Le bilan de cette pratique donne le vertige. Entre 1946 et 1990, quatorze pays au total ont utilisé les océans comme décharge nucléaire. Rien que dans l'Atlantique Nord-Est, plus de 200 000 fûts ont été immergés, principalement par le Royaume-Uni, mais aussi par la Belgique, la France, la Suisse ou les Pays-Bas. Le tout à plus de 4 000 mètres de profondeur, dans les plaines abyssales situées à environ 1 000 kilomètres au large des côtes françaises. Puis on a cessé, signé des traités d'interdiction, et détourné le regard. Pendant près de quarante ans, plus personne n'est allé voir ce que devenaient ces barils. Les seules données disponibles dataient des années 1980.
Il aura fallu attendre 2025 pour que la France décide de lever le voile. La mission NODSSUM, portée par le CNRS avec l'Ifremer et l'Autorité de sûreté nucléaire et de radioprotection, s'est donné un objectif à la mesure du défi : retrouver, cartographier et analyser ces fûts perdus dans un territoire immense. Chercher des objets d'un mètre éparpillés sur des milliers de kilomètres carrés, dans le noir absolu, revenait à traquer des aiguilles dans une botte de foin grande comme un département.
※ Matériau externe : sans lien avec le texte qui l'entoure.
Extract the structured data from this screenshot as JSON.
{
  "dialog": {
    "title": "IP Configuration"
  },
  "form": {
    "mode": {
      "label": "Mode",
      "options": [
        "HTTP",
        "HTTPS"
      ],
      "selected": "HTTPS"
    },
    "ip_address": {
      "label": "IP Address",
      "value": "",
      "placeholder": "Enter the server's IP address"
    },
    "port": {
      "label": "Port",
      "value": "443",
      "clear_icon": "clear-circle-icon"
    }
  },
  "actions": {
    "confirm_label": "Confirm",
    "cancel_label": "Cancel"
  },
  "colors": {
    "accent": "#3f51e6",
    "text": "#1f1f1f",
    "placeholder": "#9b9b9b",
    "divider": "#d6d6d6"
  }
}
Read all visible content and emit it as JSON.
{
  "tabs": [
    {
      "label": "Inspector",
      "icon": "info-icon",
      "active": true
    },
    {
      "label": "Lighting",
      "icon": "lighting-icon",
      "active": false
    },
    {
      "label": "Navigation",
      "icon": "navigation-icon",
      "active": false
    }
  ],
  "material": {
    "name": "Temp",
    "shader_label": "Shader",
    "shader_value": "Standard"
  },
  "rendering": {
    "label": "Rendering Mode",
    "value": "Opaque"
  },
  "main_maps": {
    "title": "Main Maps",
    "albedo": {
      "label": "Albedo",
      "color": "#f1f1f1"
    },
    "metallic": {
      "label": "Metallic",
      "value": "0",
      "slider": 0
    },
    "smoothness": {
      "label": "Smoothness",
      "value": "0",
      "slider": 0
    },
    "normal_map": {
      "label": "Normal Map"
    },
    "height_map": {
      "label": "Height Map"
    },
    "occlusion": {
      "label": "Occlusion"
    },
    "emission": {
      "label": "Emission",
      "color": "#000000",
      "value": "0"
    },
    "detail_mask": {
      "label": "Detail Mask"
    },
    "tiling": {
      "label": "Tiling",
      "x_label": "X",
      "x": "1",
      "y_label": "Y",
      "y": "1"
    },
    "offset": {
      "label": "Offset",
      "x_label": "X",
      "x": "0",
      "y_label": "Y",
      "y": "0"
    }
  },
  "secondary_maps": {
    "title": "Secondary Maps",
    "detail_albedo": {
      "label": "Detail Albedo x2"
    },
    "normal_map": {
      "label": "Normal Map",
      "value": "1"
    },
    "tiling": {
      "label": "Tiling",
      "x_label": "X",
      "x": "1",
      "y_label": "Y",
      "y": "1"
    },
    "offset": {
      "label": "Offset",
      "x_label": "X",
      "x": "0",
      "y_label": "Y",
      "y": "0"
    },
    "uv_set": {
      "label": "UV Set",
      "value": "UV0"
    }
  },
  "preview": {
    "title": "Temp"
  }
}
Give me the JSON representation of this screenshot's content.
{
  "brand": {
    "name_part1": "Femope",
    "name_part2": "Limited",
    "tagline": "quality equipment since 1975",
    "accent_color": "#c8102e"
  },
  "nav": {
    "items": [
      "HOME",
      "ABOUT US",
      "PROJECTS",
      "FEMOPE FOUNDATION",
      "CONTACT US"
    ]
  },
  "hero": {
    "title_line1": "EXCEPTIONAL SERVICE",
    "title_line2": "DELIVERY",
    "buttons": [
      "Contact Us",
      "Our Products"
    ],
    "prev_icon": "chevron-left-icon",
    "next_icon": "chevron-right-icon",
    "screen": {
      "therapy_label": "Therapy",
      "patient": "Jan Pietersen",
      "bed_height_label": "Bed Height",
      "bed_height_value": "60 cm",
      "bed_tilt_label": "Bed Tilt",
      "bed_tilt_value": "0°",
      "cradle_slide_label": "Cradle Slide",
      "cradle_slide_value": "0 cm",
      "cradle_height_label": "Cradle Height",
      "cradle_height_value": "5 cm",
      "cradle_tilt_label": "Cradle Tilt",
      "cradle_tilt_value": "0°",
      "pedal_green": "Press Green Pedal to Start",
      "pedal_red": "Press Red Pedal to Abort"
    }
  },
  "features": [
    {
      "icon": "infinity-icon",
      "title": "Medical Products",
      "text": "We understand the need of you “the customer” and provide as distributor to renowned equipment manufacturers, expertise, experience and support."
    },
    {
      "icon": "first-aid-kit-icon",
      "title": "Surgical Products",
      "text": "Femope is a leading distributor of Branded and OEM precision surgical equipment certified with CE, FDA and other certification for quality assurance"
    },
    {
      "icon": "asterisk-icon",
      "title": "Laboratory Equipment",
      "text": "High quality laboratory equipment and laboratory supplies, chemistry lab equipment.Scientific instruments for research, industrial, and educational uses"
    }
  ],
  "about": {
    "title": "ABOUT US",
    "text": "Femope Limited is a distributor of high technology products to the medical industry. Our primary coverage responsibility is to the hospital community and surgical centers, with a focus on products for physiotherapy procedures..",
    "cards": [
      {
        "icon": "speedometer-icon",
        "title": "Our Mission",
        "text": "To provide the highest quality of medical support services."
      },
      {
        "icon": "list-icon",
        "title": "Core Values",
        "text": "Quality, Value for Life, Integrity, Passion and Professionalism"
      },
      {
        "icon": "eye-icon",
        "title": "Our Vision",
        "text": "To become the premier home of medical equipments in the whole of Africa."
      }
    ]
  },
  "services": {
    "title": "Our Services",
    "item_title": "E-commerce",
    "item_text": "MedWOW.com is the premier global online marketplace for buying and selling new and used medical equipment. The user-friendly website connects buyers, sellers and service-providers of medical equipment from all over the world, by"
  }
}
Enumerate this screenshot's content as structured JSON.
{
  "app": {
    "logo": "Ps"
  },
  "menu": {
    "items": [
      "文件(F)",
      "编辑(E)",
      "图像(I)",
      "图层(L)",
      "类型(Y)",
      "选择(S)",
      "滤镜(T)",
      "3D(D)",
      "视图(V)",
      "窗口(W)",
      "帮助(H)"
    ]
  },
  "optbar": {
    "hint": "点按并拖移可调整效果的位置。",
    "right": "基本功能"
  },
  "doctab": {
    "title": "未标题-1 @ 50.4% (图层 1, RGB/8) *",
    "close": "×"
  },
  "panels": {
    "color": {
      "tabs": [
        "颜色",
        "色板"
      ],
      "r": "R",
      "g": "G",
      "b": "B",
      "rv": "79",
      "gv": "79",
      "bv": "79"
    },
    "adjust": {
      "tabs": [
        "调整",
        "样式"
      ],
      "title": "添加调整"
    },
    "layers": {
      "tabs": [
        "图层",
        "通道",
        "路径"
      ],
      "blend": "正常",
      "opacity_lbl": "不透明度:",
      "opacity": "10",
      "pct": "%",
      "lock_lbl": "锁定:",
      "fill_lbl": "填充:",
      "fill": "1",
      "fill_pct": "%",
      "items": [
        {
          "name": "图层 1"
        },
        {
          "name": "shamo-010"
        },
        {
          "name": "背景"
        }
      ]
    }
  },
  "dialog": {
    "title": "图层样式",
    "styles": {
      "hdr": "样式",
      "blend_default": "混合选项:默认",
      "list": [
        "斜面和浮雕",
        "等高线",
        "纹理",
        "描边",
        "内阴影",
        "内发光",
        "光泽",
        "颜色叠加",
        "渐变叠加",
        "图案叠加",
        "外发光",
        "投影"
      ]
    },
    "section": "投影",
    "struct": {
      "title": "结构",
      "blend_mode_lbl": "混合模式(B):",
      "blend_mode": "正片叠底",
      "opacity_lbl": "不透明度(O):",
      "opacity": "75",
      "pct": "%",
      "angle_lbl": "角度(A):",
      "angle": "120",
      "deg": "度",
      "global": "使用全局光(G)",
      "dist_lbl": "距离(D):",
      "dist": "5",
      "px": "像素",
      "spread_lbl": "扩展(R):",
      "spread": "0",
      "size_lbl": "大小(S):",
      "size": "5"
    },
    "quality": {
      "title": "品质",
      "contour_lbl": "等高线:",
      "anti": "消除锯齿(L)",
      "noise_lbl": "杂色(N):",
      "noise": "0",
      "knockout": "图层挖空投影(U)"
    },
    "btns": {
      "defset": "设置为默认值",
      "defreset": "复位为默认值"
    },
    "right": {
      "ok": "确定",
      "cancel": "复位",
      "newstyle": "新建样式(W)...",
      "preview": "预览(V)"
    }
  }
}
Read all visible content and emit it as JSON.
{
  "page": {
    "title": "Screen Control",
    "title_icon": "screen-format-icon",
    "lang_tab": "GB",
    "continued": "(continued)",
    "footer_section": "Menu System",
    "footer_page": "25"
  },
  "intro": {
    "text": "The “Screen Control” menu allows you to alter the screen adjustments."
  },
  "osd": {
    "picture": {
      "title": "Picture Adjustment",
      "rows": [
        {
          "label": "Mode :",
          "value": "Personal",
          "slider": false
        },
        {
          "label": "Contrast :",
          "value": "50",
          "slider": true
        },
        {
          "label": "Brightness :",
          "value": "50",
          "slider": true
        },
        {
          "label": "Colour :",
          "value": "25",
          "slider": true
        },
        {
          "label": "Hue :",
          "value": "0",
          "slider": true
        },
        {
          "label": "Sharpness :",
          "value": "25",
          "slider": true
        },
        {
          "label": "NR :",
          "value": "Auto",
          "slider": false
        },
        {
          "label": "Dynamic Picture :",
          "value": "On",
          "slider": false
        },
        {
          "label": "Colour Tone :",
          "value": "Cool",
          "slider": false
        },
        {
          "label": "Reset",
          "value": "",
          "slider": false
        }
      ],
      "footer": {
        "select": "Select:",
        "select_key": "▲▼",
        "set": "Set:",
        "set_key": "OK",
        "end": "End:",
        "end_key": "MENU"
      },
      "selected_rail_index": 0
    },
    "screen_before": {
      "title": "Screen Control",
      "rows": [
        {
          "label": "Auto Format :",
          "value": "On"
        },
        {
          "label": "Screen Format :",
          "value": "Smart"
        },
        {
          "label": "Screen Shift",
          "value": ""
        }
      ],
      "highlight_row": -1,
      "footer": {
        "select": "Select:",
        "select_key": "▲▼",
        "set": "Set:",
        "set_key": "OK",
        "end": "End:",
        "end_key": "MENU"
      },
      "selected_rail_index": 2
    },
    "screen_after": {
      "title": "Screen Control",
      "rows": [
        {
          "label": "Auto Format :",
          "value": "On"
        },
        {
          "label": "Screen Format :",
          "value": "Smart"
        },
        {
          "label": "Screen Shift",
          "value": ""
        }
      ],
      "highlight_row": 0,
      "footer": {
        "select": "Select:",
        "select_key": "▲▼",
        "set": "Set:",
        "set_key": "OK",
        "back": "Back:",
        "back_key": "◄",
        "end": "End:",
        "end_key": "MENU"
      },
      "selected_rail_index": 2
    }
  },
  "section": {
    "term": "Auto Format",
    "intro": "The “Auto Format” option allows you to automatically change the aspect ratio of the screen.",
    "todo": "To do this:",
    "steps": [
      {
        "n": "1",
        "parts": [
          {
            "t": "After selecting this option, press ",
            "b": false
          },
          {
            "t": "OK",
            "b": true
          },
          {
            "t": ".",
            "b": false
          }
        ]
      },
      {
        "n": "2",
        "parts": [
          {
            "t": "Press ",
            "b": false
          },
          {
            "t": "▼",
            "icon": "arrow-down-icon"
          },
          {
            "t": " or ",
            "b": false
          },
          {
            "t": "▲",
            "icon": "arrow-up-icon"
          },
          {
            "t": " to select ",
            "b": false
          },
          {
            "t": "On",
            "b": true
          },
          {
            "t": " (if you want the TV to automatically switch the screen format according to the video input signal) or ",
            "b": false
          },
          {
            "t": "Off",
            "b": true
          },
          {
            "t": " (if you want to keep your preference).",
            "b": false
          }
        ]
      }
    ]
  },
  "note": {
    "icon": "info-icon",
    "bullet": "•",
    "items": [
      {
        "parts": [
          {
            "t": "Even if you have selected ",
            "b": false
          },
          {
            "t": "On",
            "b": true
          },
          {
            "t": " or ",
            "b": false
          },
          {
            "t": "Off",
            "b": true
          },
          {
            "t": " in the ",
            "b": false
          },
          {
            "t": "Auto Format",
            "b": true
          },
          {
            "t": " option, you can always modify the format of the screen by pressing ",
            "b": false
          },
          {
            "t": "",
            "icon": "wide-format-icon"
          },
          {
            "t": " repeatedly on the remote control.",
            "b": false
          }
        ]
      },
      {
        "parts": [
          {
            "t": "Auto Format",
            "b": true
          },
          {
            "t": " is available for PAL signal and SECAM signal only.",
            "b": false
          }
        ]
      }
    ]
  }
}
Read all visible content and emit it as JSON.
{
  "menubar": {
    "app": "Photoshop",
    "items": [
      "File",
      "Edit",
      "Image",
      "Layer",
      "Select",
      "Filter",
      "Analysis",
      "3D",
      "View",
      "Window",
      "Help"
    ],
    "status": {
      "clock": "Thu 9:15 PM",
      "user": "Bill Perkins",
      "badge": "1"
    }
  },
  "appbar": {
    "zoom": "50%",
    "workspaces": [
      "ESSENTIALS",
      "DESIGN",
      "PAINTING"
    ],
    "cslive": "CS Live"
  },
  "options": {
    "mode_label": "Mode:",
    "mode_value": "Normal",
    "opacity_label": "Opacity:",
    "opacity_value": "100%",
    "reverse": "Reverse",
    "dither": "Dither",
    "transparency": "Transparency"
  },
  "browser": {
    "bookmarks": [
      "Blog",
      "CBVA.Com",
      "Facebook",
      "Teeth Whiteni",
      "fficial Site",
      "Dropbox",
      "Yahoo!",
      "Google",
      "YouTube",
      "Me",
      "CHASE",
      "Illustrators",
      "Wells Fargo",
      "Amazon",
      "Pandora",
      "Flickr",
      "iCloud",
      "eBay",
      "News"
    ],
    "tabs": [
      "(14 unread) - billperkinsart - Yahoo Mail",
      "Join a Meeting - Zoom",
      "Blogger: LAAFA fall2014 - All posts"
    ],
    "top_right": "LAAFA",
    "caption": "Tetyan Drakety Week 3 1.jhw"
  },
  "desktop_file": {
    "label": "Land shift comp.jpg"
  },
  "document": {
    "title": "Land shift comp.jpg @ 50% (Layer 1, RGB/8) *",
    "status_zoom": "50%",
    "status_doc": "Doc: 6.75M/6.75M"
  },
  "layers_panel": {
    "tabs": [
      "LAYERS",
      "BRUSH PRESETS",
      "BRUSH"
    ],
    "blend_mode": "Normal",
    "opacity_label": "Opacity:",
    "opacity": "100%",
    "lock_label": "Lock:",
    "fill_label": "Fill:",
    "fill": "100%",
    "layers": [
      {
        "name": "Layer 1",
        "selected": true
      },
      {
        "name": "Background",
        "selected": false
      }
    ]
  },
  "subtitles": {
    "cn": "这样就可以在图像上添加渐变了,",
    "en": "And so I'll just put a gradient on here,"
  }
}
La première campagne, à l'été 2025, a relevé ce premier défi. À bord du navire L'Atalante, le robot sous-marin autonome Ulyx a effectué ses toutes premières plongées scientifiques, seize au total, parcourant plus de 800 kilomètres pour photographier le fond. Résultat, 3 355 fûts localisés avec précision sur une zone d'à peine 163 kilomètres carrés. La seconde campagne a changé de braquet. Du 27 mai au 29 juin 2026, depuis le navire Pourquoi pas, le sous-marin habité Nautile a plongé une vingtaine de fois pour approcher les barils au plus près, avec des chercheurs à bord, et réaliser cette fois des prélèvements ciblés d'eau, de sédiments et de faune.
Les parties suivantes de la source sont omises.